Welcome to the Red Wagon Farm Blog

Red Wagon Farm grows vegetable year-round using organic techniques. We also keep chickens and ducks for eggs.


We sell our produce and eggs at the Alpine Farmers Market at the Hotel Ritchey Courtyard on Historic Murphy Street. We all sell homemade pickles, relishes and mustards.

The farmers market is open every Saturday of the year, from 9 am until noon.

Thursday, October 15, 2015

October 15, 2015


Good morning, Sometimes my timing can be spot on. Transplanting and seeding just before last weeks rain was one of them. I was hoping the forecast-ed moisture was not another one of those teaser forecasts that slipped off to our North or South. It really did rain!! two and one half inches over 4 days!!! Save for one event it was not a dramatic storm but a lovely quenching one. But that one event had all the sound and electronics plugged in and then proceeded to drop almost an inch in about 20 minutes. The craziest thing it also brought along some hail. This is October ? Right?. It was brief and only pea sized. Once again I am very lucky, I have heard other areas in West Texas got quarter sized and larger that made the ground white. I can handle the heat, cold, rain, dry, wind and most of what ever else mother nature brings us but hail brings a chill to my spine. It all has to do with duration and intensity but it can level anything in a matter of minutes and all you can do is watch. Yesss dodged that bullet!!

This week has ben warm and sunny. What with the recent rains, we could be close to greens season. Only the Brussels sprouts and broccoli raab are small seedlings. It really looks like the transition will work quite well in fact there still are a number summer veggies producing. The second blooming of my toms was perfectly timed and most will ripen this month and not have to be picked green to ripen inside. I hope the only ones that I store will be the long keepers. I have been able to store them up to 2 months and they still are good. I have found that the last ones get a little pruned by the end. If there are no other defects apparent on the toms, these “pruned” toms are just about as good as a fresh picked tom because all the goodies are concentrated inside with less water.

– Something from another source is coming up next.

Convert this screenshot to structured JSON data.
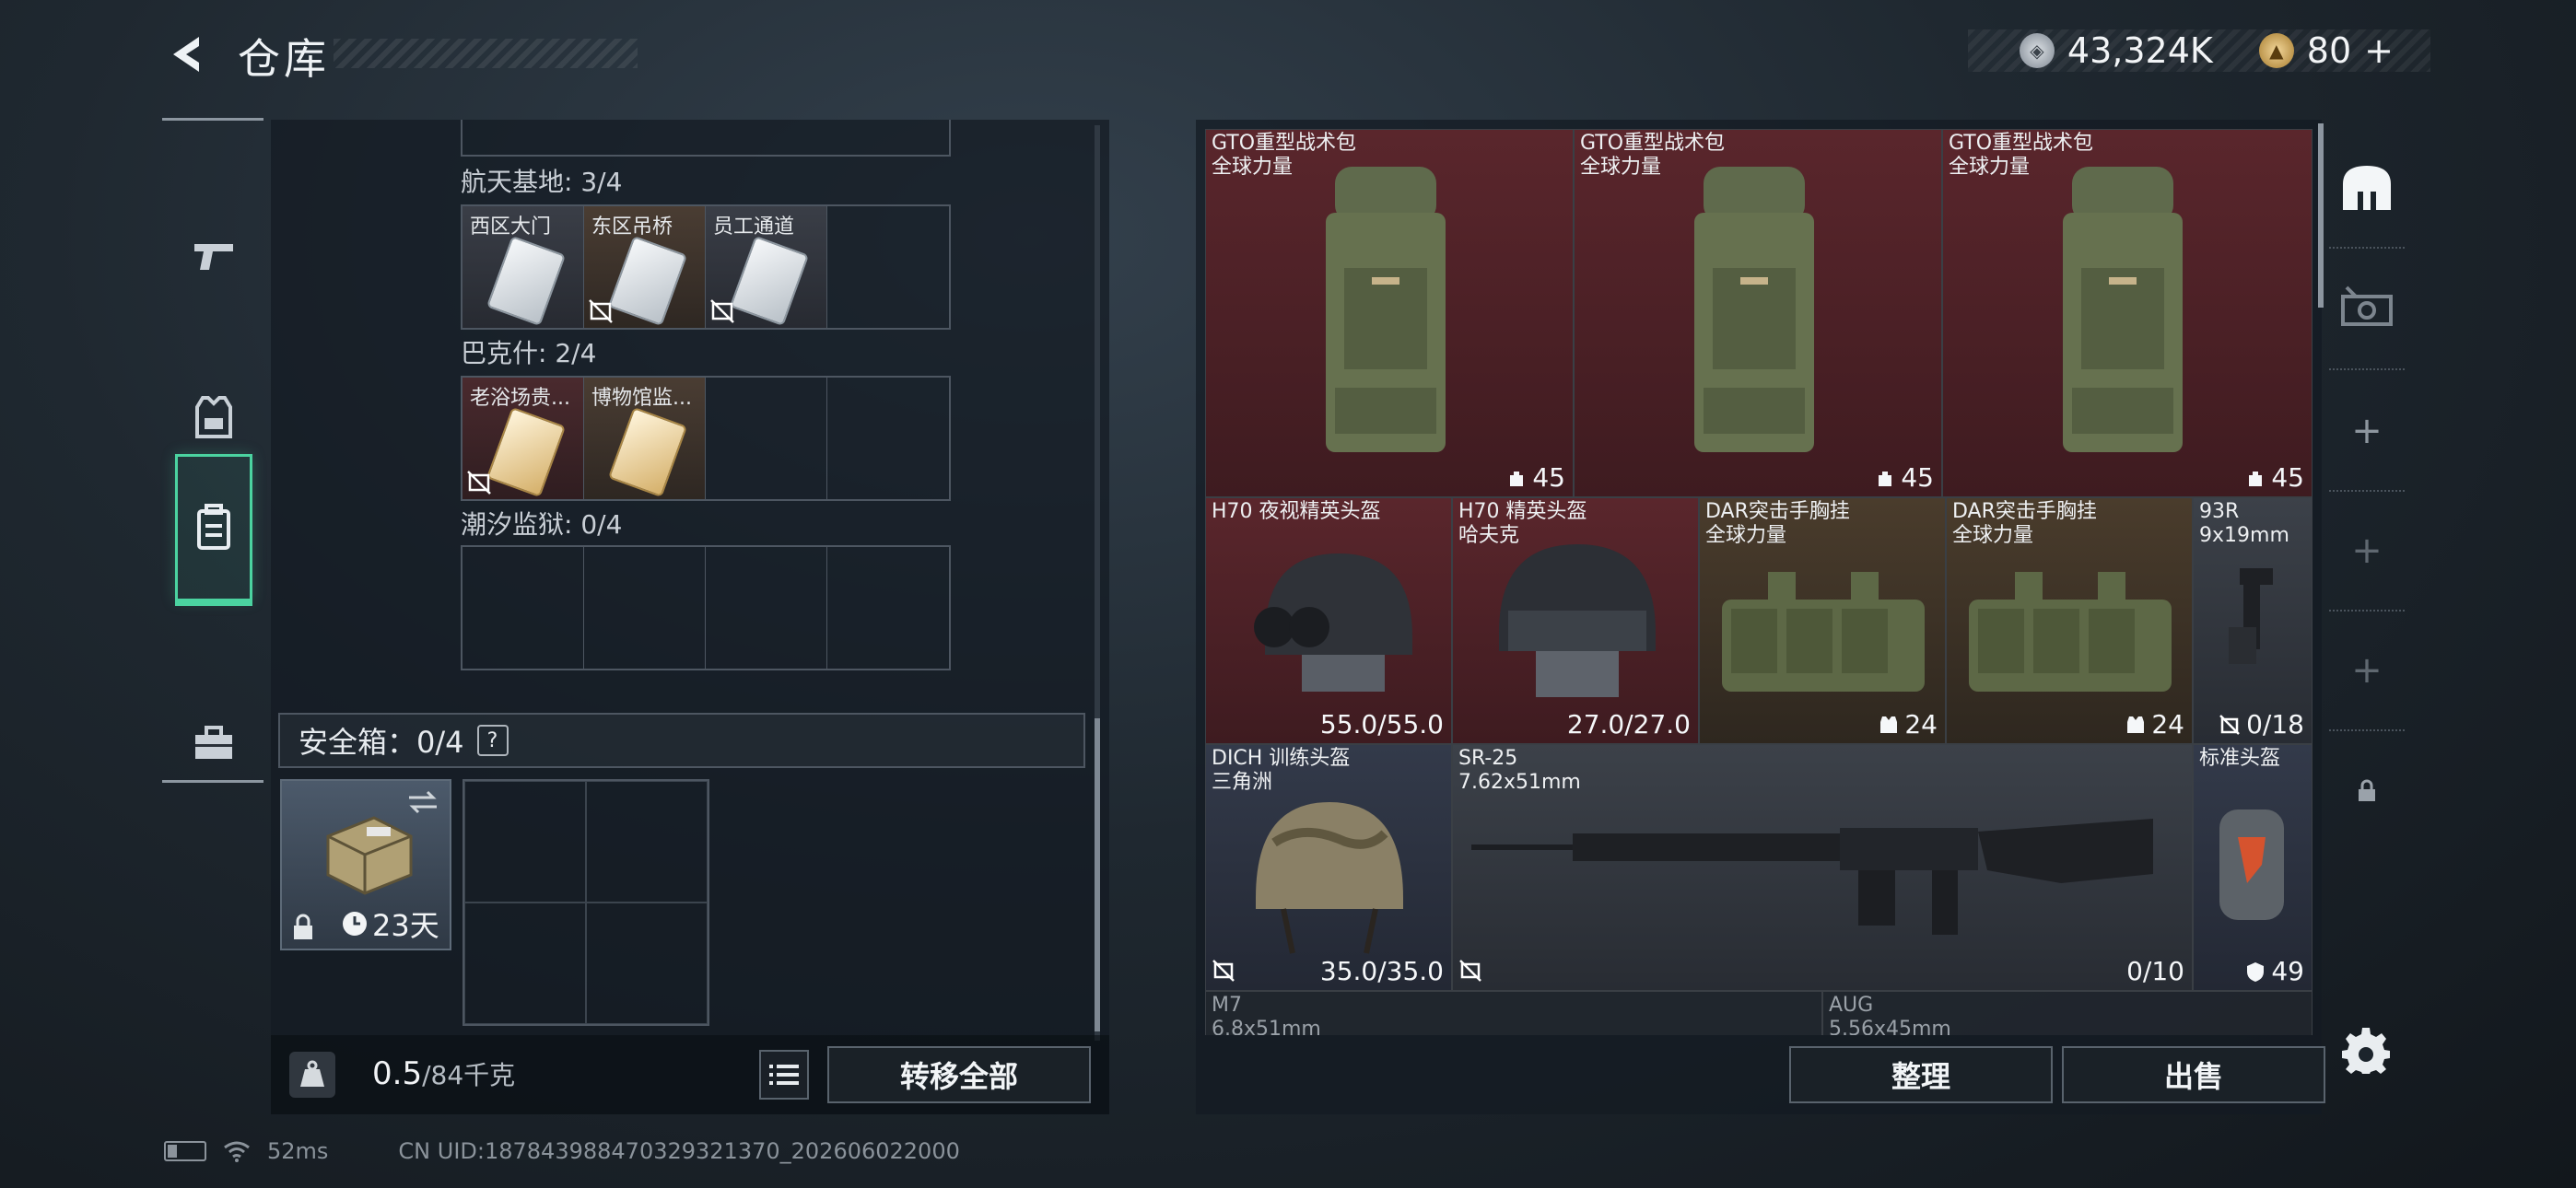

Because of the warm sunny weather a whole lot of toms are ripening. Enough so that we will be running a bulk purchase price. With the purchase of 5 or more pounds they will be $2.00 a pound. Anything less and the price is $4.00 a pound.

My garden is planned for next year. I still have time to add a forth okra bed. I would reserve it for pickled okra. This year pickled okra seems to be as popular as fresh. Okra is not my choice of veggies but it is very popular and I am more than glad to provide it. Okra and sweet potatoes seem to be the best veggies suited for far west Texas. Sure the cucumber beetles chew on the okra leaves and grasshoppers make sky lights in the sweets leaves but these bugs just do not seem to phase these veggies.

I started harvesting one of the sweet beds that I used the unrooted cuttings and I am very pleased with the quantities. Three linear feet yielded around 23 pounds or 7 pounds per linear foot. This bed and the last bed were planted after the weather got hot. I am wondering if the cool spring may have affected the early sweets. Granted I started harvesting earlier but both of these two beds yielded around 2 pounds per foot. Also the first two beds had some of the sets died. Usually this causes the plants around the hole to be 3 to 4 pound lunkers. This was not the case. This observation adds to my thoughts that the cool spring may have permanently affected the sweets adversely. None the less it is looking like a good over all harvest. I hope to have sweets into January.

On Wednesday I harvested an assortment of small quantities of greens. Bags will have more in the way of greens this week. This also does depend on the number of orders too. Most of the greens are small plants that were raised for transplants. I transplanted just before last weeks rains and found myself with lots of little plants that I needed to thin out so the dominant plant can grow. For a number of years I have cut and bundled single leaves in bunches. This has been mainly chard, kale, and the Asian greens. A few years back I started doing the same with spinach. The reason I started doing this is that I have found it is a lot easier for a plant to regrow a leaf in the dead of winter as opposed to me starting a whole new plant. Spinach traditionally is a harvested plant. When I started doing this, I was able to provide a more reliable supply of spinach. I started doing the same with green onions and will again if I can figure out what is munching the seedlings as they germinate. Using the same logic with boc choy, another one of those traditional harvest as a plant, I will go to a leaf harvest this year. Boc choy is a popular green and when I grow for plant harvest getting succession crops seeded can be tricky during the winter. This is especially tricky from the middle of November to the middle of February, our usual coldest months. I hope this works out.

A list of the the greens I harvested are Kale, Chard, Asian greens, Kohlrabi, and Boc Choy. Normally Kohlrabi is harvested for its bulb but these are tender little plants. I looked under the spinach covers and it looks like I should begin its harvest next week. The broccoli raab is a long ways out. I hope to be harvesting carrots through the winter. They are the sweetest at that time of year. I also see beets starting to size up.

Yes! I love it when a plan comes together.